7 Fear of Failure - Human Viewpoint
Fear of adversity destroys capacity for prosperity. When prosperity comes, you're so afraid of losing it that you have absolutely no capacity to enjoy it. You hoard it, you guard it and you worry about it. You stash it all away for a rainy day, and all of that is a manifestation of no capacity for life. Therefore, you do not enjoy prosperity when it comes.
Fear is the enemy of the PPOG since it is evidence of a lack of virtue-love. Fear makes you depend on others. Yet the Church-age believer cannot think, apply doctrine, or solve problems through the mind of another believer. You must have the doctrine in your own soul, and solve your own problems. To the extent that you depend upon others for your spiritual application to life, you are not executing the PPOG. People are simply afraid of too many things. The fear of being wrong, of making a mistake, or being criticized is the prime inhibitor of the creative process in all of us. Winners are those people who make a habit of doing the things losers are uncomfortable doing. Fear of failure must never be a reason not to try something. To live in fear of failure means you never take any chances. Only when we are no longer afraid do we begin to live. The greatest test of courage is to endure defeat without losing heart.

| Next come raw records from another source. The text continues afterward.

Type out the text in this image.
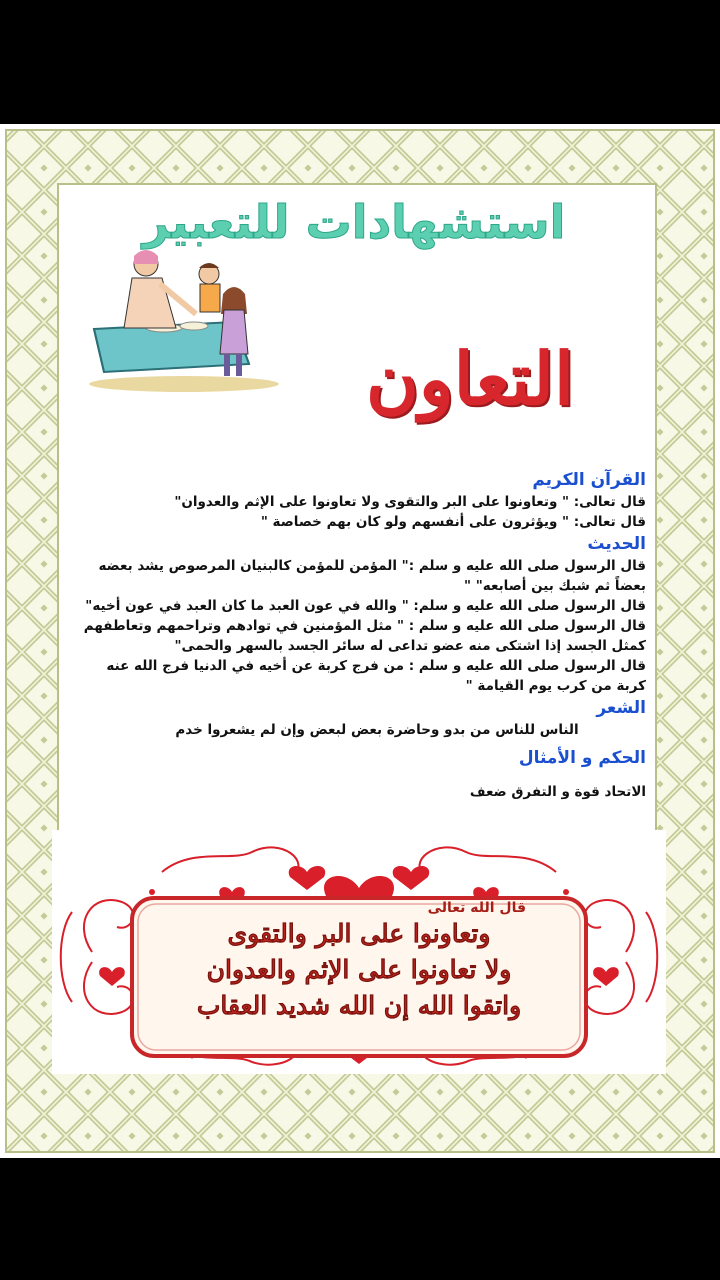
استشهادات للتعبير
التعاون
القرآن الكريم

قال تعالى: " وتعاونوا على البر والتقوى ولا تعاونوا على الإثم والعدوان"

قال تعالى: " ويؤثرون على أنفسهم ولو كان بهم خصاصة "

الحديث

قال الرسول صلى الله عليه و سلم :" المؤمن للمؤمن كالبنيان المرصوص يشد بعضه

بعضاً ثم شبك بين أصابعه" "

قال الرسول صلى الله عليه و سلم: " والله في عون العبد ما كان العبد في عون أخيه"

قال الرسول صلى الله عليه و سلم : " مثل المؤمنين في توادهم وتراحمهم وتعاطفهم

كمثل الجسد إذا اشتكى منه عضو تداعى له سائر الجسد بالسهر والحمى"

قال الرسول صلى الله عليه و سلم : من فرج كربة عن أخيه في الدنيا فرج الله عنه

كربة من كرب يوم القيامة "

الشعر

الناس للناس من بدو وحاضرة بعض لبعض وإن لم يشعروا خدم

الحكم و الأمثال

الاتحاد قوة و التفرق ضعف

قال الله تعالى
وتعاونوا على البر والتقوى
ولا تعاونوا على الإثم والعدوان
واتقوا الله إن الله شديد العقاب
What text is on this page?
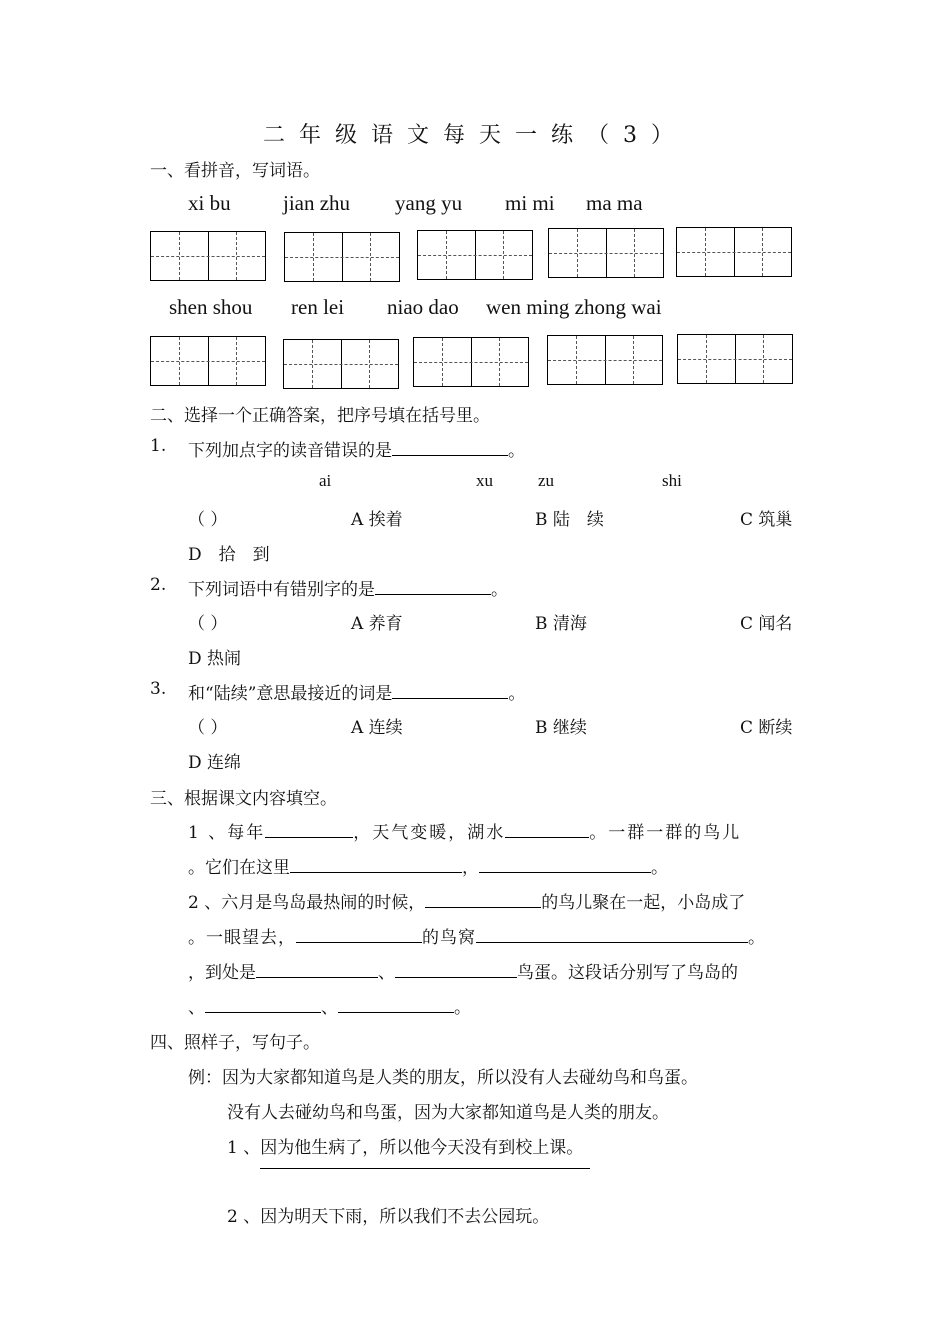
二年级语文每天一练（3）
一、看拼音，写词语。
xi bu jian zhu yang yu mi mi ma ma
shen shou ren lei niao dao wen ming zhong wai
二、选择一个正确答案，把序号填在括号里。
1. 下列加点字的读音错误的是	。
ai	xu	zu	shi
（ ）	A 挨着	B 陆　续	C 筑巢
D　拾　到
2. 下列词语中有错别字的是	。
（ ）	A 养育	B 清海	C 闻名
D 热闹
3. 和“陆续”意思最接近的词是	。
（ ）	A 连续	B 继续	C 断续
D 连绵
三、根据课文内容填空。
1 、每年	，天气变暖，湖水	。一群一群的鸟儿
。它们在这里	，	。
2 、六月是鸟岛最热闹的时候，	的鸟儿聚在一起，小岛成了
。一眼望去，	的鸟窝	。
，到处是	、	鸟蛋。这段话分别写了鸟岛的
、	、	。
四、照样子，写句子。
例：因为大家都知道鸟是人类的朋友，所以没有人去碰幼鸟和鸟蛋。
没有人去碰幼鸟和鸟蛋，因为大家都知道鸟是人类的朋友。
1 、因为他生病了，所以他今天没有到校上课。
2 、因为明天下雨，所以我们不去公园玩。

Teddy Roosevelt said it best: "It is not the critic who counts; not the man who points out how the strong man stumbles, or where the doer of deeds could have done them better. The credit belongs to the man who is actually in the arena, whose face is marred by dust and sweat and blood; who strives valiantly; who errs and comes short again and again, because there is no effort without error and shortcoming; but who does actually strive to do the deeds; who knows the great enthusiasms, the great devotions; who spends himself in a worthy cause; who at the best knows in the end the triumph of high achievement and who at the worst, if he fails, fails while daring greatly. Far better it is to dare mighty things, to win glorious triumphs, even though checkered by failure, than to take rank with those poor spirits who neither enjoy much nor suffer much, because they live in the gray twilight that knows not victory nor defeat." - Teddy Roosevelt
Abraham Lincoln’s life was a testimony to the ability to press on despite past failure:
In 1831 he failed miserably in business.
In 1832 he was defeated for legislature.
In 1833 he failed again in business.
In 1834 he was elected to legislature.
In 1835 his sweetheart died.
In 1836 he had a nervous breakdown.
In 1838 he was defeated for speaker of the house.
In 1840 he was defeated for elector.
In 1843 he was defeated for congress.
In 1846 he was defeated for senate.
In 1848 he was again defeated for congress.
In 1855 he was defeated for senate.
In 1856 he was defeated for vice-president.
In 1858 he was defeated for senate.
In 1860 he was elected president.
He said "I do the very best I know how, the very best I can, and I mean to keep doing so" -Abraham Lincoln.